‘In Hock’ tells how pawnshops helped build capitalism

IN HOCK: Pawning in America from Independence through the Great Depression, by Wendy A. Woloson. 233 pages, illustrated. Chicago


Like a lot of people, social hisrorian Wendy Woloson had never been in a pawnshop, but she’d heard bad things about them. After a lot of research, mostly in obscure 19th century archives, she came to a different conclusion.


In “In Hock” she concludes that American industrial capitalism (the “second industrial revolution”) could not have occurred without pawnbrokers.


Industrialists depended on low-wage workers who were periodically no-wage workers as plants laid off workers, especially in the financial panics that swept the nation every decade or so before the New Deal tried to control banks. There were almost no provisions for out-of-work workers, and large classes (women, African-Americans, Irish, children) were paid subsistence or less-than-subsistence wages when they were working.


Only the pawnbroker stood between them and starvation.


No thanks did he get for it. Pawnbrokers, like their customers, were on the fringe, and the economic powers did what they could to destroy, or at least limit pawnbroking. Only a very few men – usually those with personal experience of the successful municipal pawnshops of Europe – understood the benefits of pawn lending.


Respectable” businessmen and bankers, much later, had to be forced to treat customers without prejudice by regulation. There were plenty of regulations of pawnbrokers, but there has never been a law requiring pawnbrokers to treat all people the same.

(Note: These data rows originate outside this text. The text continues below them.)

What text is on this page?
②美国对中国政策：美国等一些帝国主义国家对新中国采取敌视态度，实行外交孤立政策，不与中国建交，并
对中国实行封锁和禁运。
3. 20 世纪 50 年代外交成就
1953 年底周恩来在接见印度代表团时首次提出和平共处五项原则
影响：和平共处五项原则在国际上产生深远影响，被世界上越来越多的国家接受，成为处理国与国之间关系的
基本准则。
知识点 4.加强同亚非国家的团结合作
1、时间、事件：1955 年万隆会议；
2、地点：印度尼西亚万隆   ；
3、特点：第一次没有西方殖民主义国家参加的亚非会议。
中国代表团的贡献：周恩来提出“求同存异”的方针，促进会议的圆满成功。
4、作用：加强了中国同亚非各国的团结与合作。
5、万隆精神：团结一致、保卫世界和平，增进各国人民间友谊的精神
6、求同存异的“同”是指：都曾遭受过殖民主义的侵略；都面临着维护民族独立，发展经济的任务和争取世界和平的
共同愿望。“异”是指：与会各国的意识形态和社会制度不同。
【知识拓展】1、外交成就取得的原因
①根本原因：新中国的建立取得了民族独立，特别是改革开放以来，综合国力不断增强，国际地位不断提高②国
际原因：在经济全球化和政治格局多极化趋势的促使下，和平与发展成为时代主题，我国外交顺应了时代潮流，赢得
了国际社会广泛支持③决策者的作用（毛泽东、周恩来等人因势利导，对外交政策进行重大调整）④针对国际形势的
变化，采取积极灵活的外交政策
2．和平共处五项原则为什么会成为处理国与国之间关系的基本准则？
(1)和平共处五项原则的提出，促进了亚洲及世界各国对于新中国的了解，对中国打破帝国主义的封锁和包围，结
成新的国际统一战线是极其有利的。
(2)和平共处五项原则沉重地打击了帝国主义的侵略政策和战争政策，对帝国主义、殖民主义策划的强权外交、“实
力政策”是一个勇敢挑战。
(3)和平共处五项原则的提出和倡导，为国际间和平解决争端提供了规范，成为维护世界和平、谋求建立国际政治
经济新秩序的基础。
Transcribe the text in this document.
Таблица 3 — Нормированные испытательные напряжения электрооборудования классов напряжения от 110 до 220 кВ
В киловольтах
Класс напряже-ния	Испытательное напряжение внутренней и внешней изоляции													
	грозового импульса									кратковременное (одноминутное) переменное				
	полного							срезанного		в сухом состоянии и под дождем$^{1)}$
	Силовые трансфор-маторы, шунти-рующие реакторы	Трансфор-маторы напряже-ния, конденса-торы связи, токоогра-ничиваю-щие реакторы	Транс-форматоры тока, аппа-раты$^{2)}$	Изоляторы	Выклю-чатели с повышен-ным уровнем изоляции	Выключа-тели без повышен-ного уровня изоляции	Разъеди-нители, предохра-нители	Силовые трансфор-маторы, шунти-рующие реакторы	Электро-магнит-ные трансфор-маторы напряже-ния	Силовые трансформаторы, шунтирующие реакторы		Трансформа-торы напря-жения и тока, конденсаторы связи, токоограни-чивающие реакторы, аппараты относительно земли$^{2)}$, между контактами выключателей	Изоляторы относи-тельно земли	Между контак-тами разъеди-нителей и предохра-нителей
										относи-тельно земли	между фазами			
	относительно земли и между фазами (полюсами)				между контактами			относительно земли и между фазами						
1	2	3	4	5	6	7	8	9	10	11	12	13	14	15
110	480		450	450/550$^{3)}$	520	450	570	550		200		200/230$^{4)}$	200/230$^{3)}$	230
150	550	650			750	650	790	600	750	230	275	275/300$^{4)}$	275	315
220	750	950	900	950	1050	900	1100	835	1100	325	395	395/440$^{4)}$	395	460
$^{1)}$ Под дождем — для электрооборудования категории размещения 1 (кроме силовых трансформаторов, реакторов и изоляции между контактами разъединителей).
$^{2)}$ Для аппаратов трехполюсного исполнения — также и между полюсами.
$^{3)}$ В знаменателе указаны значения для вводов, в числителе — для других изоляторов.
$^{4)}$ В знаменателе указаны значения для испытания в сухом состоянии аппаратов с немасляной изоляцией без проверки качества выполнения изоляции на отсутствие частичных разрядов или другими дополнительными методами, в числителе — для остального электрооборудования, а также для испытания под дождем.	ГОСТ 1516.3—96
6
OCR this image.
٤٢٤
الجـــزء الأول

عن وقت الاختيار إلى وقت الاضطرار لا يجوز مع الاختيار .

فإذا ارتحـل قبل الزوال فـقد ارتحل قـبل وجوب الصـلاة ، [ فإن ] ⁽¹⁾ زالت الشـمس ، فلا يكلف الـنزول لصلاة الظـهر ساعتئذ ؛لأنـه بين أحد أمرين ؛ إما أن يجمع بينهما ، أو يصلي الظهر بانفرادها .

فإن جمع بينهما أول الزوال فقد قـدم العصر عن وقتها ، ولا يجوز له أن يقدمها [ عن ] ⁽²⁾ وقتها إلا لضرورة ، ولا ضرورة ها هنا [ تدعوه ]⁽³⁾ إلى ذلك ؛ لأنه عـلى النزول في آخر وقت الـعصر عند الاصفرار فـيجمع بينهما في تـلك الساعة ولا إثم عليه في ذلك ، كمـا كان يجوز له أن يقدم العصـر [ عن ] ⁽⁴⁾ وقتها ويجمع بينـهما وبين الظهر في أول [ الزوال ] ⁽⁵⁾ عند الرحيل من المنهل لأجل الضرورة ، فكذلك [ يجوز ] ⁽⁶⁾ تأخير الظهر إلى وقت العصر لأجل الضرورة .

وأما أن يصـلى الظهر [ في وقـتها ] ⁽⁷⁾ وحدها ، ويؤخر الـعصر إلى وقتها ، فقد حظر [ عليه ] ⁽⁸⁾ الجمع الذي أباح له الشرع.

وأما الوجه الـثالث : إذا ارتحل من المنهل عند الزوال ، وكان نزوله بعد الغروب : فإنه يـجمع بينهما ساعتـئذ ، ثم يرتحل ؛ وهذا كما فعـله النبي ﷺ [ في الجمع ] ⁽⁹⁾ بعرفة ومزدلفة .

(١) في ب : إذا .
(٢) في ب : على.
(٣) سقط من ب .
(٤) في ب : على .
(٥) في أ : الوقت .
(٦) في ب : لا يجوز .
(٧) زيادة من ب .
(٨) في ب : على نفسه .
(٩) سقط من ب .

At a time when bankers would not deal with women, blacks, Jews or people with shabby clothes, pawnbrokers stood ready to lend cash to all comers. The only thing that mattered was that the pawner had something valuable to pledge.


For the truly destitute, even the pawnbroker was no help.


In her lively, but sometimes repetitive book, Woloson ferrets out the pawnbroker in popular novels and advertisements, in rapidly growing cities, in small towns.


According to respectable opinion, pawnbrokers served only to provide money for drunkards to drink. A long statement by Woloson is worth quoting because it exposes the falsehood behind the capitalist program:


Industrial capitalism begat wealth and poverty, winners and losers. It remained in the winners’ collective self-interest to create consensus among the larger public that capitalism was good for all of society, that wholesale and retail exchange were the ‘normal’ and ‘mainstream’ ways of doing business, and that this particular economic system was the only one befitting a modern, civilized nation. By its continued existence, however, pawnbroking demonstrated quite clearly that the promise of capitalism was broken for countless Americans. The true character of emergent industrial capitalism can be found beyond the shiny surfaces of retail show windows and the smooth pages of ledgers, revealing life at it was actually lived by most Americans, not simply the privileged few.


Tellingly, pawning remained a popular coping strategy throughout the nineteenth century, from the very dawn of capitalism through the second industrial revolution. The endurance of pawnbroking through radical economic shifts and perennial boom and bust cycles was an indication both of its ability to adapt to changing times and more important, of Americans’ enduring need for such an institution. Regardless of the rhetoric championing capitalism as a democratizing force, it created inequities that led pawners to their local pawnshops. Pawnbroking could not have survived without the continued expansion of capitalism. Yet at every turn pawners, pawnbrokers, and the institution of pawnbroking were denigrated and demonized. Why was this so? Counting the great number who put things in hock makes it evident that there were many more losers than winners. What did it say about capitalism that it generated so many pawners? The symbiosis of pawning and capitalism warrants further examination if we are to fully understand the living and working lives of those who came before us and comprehend the economic exigencies of the people who continue to struggle today.”


Woloson ends her history in the Great Depression. The New Deal and the postwar liberal economic system were nearly fatal to pawnshops. For a while, it was predicted that they would fade out.


The rise of brutal finance capitalism has created wonderful business for pawnshops, which are doing better today than ever.